Coudray describes how to strengthen your online marketing and improve your standing in search-engine results.
By Mark Coudray
A second effect was also at work. This was the redefining of the role of the producer in the equation. Many, but not all, of the Web-to-print companies were—and are—brokers. They’ve established regional manufacturing arrangements with existing producers. They are effectively taking over the marketing function and simply providing job flow to the printers. Of course, the margins on these jobs is much lower, but the producing companies aren’t doing as much of the work.
This has worked relatively well for those companies for the last eight or nine years, but there’s a sea change happening right now. External factors are coming into play that will allow local companies to regain ground lost to these national and international Internet-based companies.
It’s no surprise to anyone that traditional media like newspapers, magazines, television, and radio have all lost ground to digital advertising and marketing media. Traditional directory advertising has taken a huge hit as more and more companies drop their advertising in this area as well.

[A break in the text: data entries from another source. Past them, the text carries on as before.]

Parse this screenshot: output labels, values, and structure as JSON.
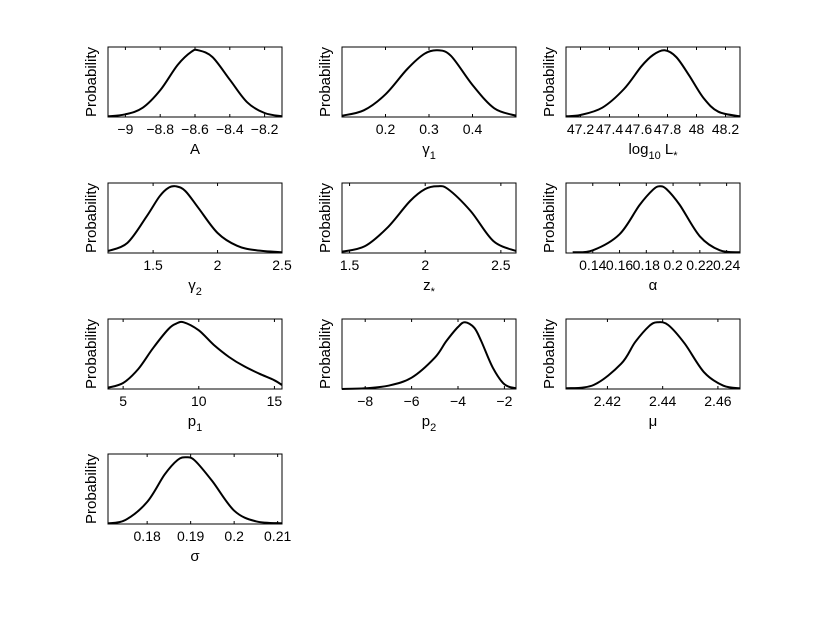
{
  "figure": {
    "ylabel_text": "Probability"
  },
  "chart_data": [
    {
      "type": "line",
      "xlabel": "A",
      "xlim": [
        -9.1,
        -8.1
      ],
      "xticks": [
        -9,
        -8.8,
        -8.6,
        -8.4,
        -8.2
      ],
      "xticklabels": [
        "−9",
        "−8.8",
        "−8.6",
        "−8.4",
        "−8.2"
      ],
      "ylim": [
        0,
        1.05
      ],
      "yticks": [],
      "series": [
        {
          "x": [
            -9.1,
            -9.0,
            -8.9,
            -8.8,
            -8.7,
            -8.62,
            -8.58,
            -8.5,
            -8.4,
            -8.3,
            -8.2,
            -8.1
          ],
          "y": [
            0.01,
            0.04,
            0.14,
            0.4,
            0.78,
            0.98,
            1.0,
            0.9,
            0.56,
            0.22,
            0.06,
            0.01
          ]
        }
      ]
    },
    {
      "type": "line",
      "xlabel": "γ",
      "xlabel_sub": "1",
      "xlim": [
        0.1,
        0.5
      ],
      "xticks": [
        0.2,
        0.3,
        0.4
      ],
      "xticklabels": [
        "0.2",
        "0.3",
        "0.4"
      ],
      "ylim": [
        0,
        1.05
      ],
      "yticks": [],
      "series": [
        {
          "x": [
            0.1,
            0.15,
            0.2,
            0.25,
            0.29,
            0.32,
            0.35,
            0.4,
            0.45,
            0.5
          ],
          "y": [
            0.02,
            0.1,
            0.34,
            0.72,
            0.95,
            1.0,
            0.92,
            0.48,
            0.13,
            0.02
          ]
        }
      ]
    },
    {
      "type": "line",
      "xlabel": "log",
      "xlabel_sub": "10",
      "xlabel_rest": " L",
      "xlabel_rest_sub": "*",
      "xlim": [
        47.1,
        48.3
      ],
      "xticks": [
        47.2,
        47.4,
        47.6,
        47.8,
        48,
        48.2
      ],
      "xticklabels": [
        "47.2",
        "47.4",
        "47.6",
        "47.8",
        "48",
        "48.2"
      ],
      "ylim": [
        0,
        1.05
      ],
      "yticks": [],
      "series": [
        {
          "x": [
            47.1,
            47.2,
            47.35,
            47.5,
            47.62,
            47.7,
            47.78,
            47.86,
            47.95,
            48.05,
            48.15,
            48.3
          ],
          "y": [
            0.01,
            0.03,
            0.14,
            0.42,
            0.76,
            0.93,
            1.0,
            0.9,
            0.62,
            0.28,
            0.08,
            0.01
          ]
        }
      ]
    },
    {
      "type": "line",
      "xlabel": "γ",
      "xlabel_sub": "2",
      "xlim": [
        1.15,
        2.5
      ],
      "xticks": [
        1.5,
        2,
        2.5
      ],
      "xticklabels": [
        "1.5",
        "2",
        "2.5"
      ],
      "ylim": [
        0,
        1.05
      ],
      "yticks": [],
      "series": [
        {
          "x": [
            1.15,
            1.3,
            1.45,
            1.55,
            1.62,
            1.68,
            1.75,
            1.85,
            2.0,
            2.15,
            2.3,
            2.5
          ],
          "y": [
            0.03,
            0.15,
            0.55,
            0.85,
            0.98,
            1.0,
            0.93,
            0.68,
            0.3,
            0.11,
            0.04,
            0.01
          ]
        }
      ]
    },
    {
      "type": "line",
      "xlabel": "z",
      "xlabel_sub": "*",
      "xlim": [
        1.45,
        2.6
      ],
      "xticks": [
        1.5,
        2,
        2.5
      ],
      "xticklabels": [
        "1.5",
        "2",
        "2.5"
      ],
      "ylim": [
        0,
        1.05
      ],
      "yticks": [],
      "series": [
        {
          "x": [
            1.45,
            1.6,
            1.75,
            1.9,
            2.0,
            2.08,
            2.15,
            2.3,
            2.45,
            2.6
          ],
          "y": [
            0.02,
            0.1,
            0.38,
            0.78,
            0.96,
            1.0,
            0.96,
            0.63,
            0.18,
            0.03
          ]
        }
      ]
    },
    {
      "type": "line",
      "xlabel": "α",
      "xlim": [
        0.12,
        0.25
      ],
      "xticks": [
        0.14,
        0.16,
        0.18,
        0.2,
        0.22,
        0.24
      ],
      "xticklabels": [
        "0.14",
        "0.16",
        "0.18",
        "0.2",
        "0.22",
        "0.24"
      ],
      "ylim": [
        0,
        1.05
      ],
      "yticks": [],
      "series": [
        {
          "x": [
            0.125,
            0.14,
            0.16,
            0.175,
            0.185,
            0.19,
            0.195,
            0.205,
            0.22,
            0.235,
            0.25
          ],
          "y": [
            0.01,
            0.04,
            0.28,
            0.72,
            0.95,
            1.0,
            0.96,
            0.72,
            0.25,
            0.04,
            0.01
          ]
        }
      ]
    },
    {
      "type": "line",
      "xlabel": "p",
      "xlabel_sub": "1",
      "xlim": [
        4,
        15.5
      ],
      "xticks": [
        5,
        10,
        15
      ],
      "xticklabels": [
        "5",
        "10",
        "15"
      ],
      "ylim": [
        0,
        1.05
      ],
      "yticks": [],
      "series": [
        {
          "x": [
            4.0,
            5.0,
            6.0,
            7.0,
            8.0,
            8.5,
            9.0,
            10.0,
            11.0,
            12.0,
            13.0,
            14.0,
            15.0,
            15.5
          ],
          "y": [
            0.02,
            0.09,
            0.3,
            0.62,
            0.9,
            0.98,
            1.0,
            0.88,
            0.66,
            0.48,
            0.34,
            0.23,
            0.13,
            0.06
          ]
        }
      ]
    },
    {
      "type": "line",
      "xlabel": "p",
      "xlabel_sub": "2",
      "xlim": [
        -9,
        -1.5
      ],
      "xticks": [
        -8,
        -6,
        -4,
        -2
      ],
      "xticklabels": [
        "−8",
        "−6",
        "−4",
        "−2"
      ],
      "ylim": [
        0,
        1.05
      ],
      "yticks": [],
      "series": [
        {
          "x": [
            -9.0,
            -8.0,
            -7.0,
            -6.0,
            -5.0,
            -4.5,
            -4.0,
            -3.7,
            -3.3,
            -3.0,
            -2.5,
            -2.0,
            -1.5
          ],
          "y": [
            0.0,
            0.01,
            0.05,
            0.17,
            0.47,
            0.72,
            0.93,
            1.0,
            0.92,
            0.72,
            0.32,
            0.07,
            0.01
          ]
        }
      ]
    },
    {
      "type": "line",
      "xlabel": "μ",
      "xlim": [
        2.405,
        2.468
      ],
      "xticks": [
        2.42,
        2.44,
        2.46
      ],
      "xticklabels": [
        "2.42",
        "2.44",
        "2.46"
      ],
      "ylim": [
        0,
        1.05
      ],
      "yticks": [],
      "series": [
        {
          "x": [
            2.405,
            2.415,
            2.425,
            2.43,
            2.435,
            2.438,
            2.442,
            2.448,
            2.455,
            2.462,
            2.468
          ],
          "y": [
            0.01,
            0.06,
            0.38,
            0.7,
            0.94,
            1.0,
            0.96,
            0.68,
            0.25,
            0.05,
            0.01
          ]
        }
      ]
    },
    {
      "type": "line",
      "xlabel": "σ",
      "xlim": [
        0.171,
        0.211
      ],
      "xticks": [
        0.18,
        0.19,
        0.2,
        0.21
      ],
      "xticklabels": [
        "0.18",
        "0.19",
        "0.2",
        "0.21"
      ],
      "ylim": [
        0,
        1.05
      ],
      "yticks": [],
      "series": [
        {
          "x": [
            0.171,
            0.175,
            0.18,
            0.184,
            0.187,
            0.189,
            0.191,
            0.195,
            0.2,
            0.205,
            0.211
          ],
          "y": [
            0.01,
            0.06,
            0.33,
            0.74,
            0.96,
            1.0,
            0.95,
            0.64,
            0.2,
            0.04,
            0.01
          ]
        }
      ]
    }
  ]
}
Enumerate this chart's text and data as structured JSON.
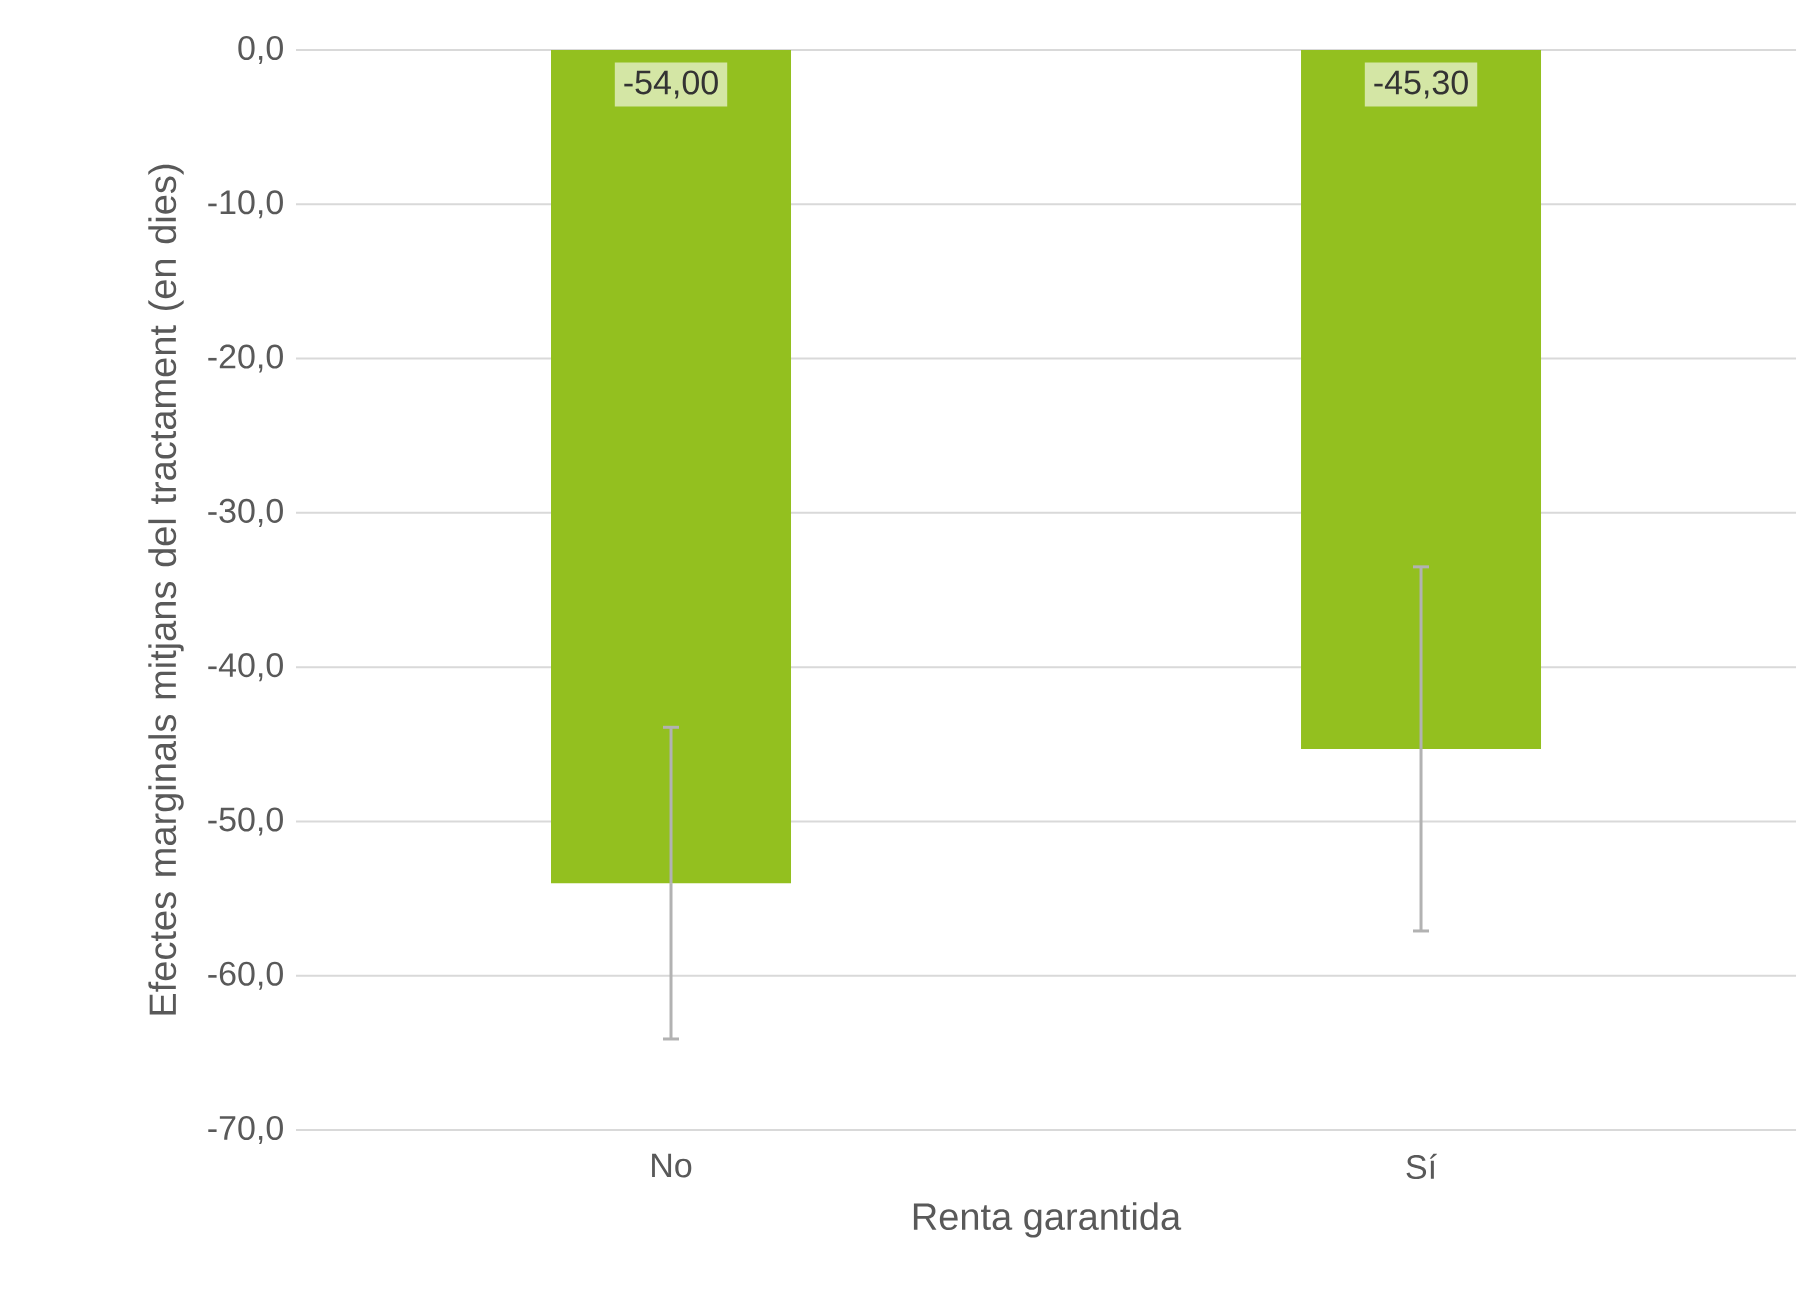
{
  "chart_data": {
    "type": "bar",
    "xlabel": "Renta garantida",
    "ylabel": "Efectes marginals mitjans del tractament (en dies)",
    "categories": [
      "No",
      "Sí"
    ],
    "values": [
      -54.0,
      -45.3
    ],
    "value_labels": [
      "-54,00",
      "-45,30"
    ],
    "errors": [
      10.1,
      11.8
    ],
    "color": "#93c01f",
    "ylim": [
      -70,
      0
    ],
    "yticks": [
      {
        "value": -70,
        "label": "-70,0"
      },
      {
        "value": -60,
        "label": "-60,0"
      },
      {
        "value": -50,
        "label": "-50,0"
      },
      {
        "value": -40,
        "label": "-40,0"
      },
      {
        "value": -30,
        "label": "-30,0"
      },
      {
        "value": -20,
        "label": "-20,0"
      },
      {
        "value": -10,
        "label": "-10,0"
      },
      {
        "value": 0,
        "label": "0,0"
      }
    ],
    "grid": "y"
  }
}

Changing approaches to buying
Three major events have taken place over the last two years that will affect your business moving forward. The first is the rise of the smart phone and the introduction of local search marketing. Google recognizes this and now the results of Google Places often will control more than half the search results of page one for a local search.

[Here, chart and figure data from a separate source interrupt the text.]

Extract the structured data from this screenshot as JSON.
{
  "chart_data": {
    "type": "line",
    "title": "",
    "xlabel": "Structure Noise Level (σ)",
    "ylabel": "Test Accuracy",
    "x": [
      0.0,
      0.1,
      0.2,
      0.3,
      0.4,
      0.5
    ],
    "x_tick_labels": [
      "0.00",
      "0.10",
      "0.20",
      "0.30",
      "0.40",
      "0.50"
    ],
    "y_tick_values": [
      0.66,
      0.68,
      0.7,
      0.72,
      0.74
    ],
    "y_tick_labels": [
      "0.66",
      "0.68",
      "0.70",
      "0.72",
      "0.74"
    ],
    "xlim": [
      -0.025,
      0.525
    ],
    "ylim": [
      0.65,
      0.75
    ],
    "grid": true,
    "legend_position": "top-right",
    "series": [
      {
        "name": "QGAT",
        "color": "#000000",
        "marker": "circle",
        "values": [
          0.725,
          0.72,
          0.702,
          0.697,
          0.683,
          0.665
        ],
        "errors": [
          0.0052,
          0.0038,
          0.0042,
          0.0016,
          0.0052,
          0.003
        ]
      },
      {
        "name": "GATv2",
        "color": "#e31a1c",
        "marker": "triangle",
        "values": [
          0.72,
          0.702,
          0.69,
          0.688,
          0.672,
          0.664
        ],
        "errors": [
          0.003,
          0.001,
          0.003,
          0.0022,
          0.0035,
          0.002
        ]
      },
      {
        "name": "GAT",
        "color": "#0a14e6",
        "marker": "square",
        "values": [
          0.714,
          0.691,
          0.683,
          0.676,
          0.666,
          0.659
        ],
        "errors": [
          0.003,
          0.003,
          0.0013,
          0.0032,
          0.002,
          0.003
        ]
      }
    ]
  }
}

The second factor is the migration online of the traditional print directories. Yellow Pages is now yellowpages.com. There are superpages.com, yp.com, citysearch.com, merchantcircle.com, manta.com, hotfrog.com, and so on. In markets where local companies have done a poor job of search-engine optimization (SEO), the entire results of a local search for the first page of Google will be made up of Google Places results and directory results.
The third factor—and this is huge—is the consumer trend to search online but buy locally. Here are some of the recent (December 2010) results of several prominent online surveys. According to Yahoo Local, as of the end of last year, 97% of consumers started their searches for local purchases online. For all small businesses, according to Discover, 45% still don’t have a Website. The same survey reveals that these businesses feel it is a myth that it’s necessary to have a site because their market is local and they know the people locally.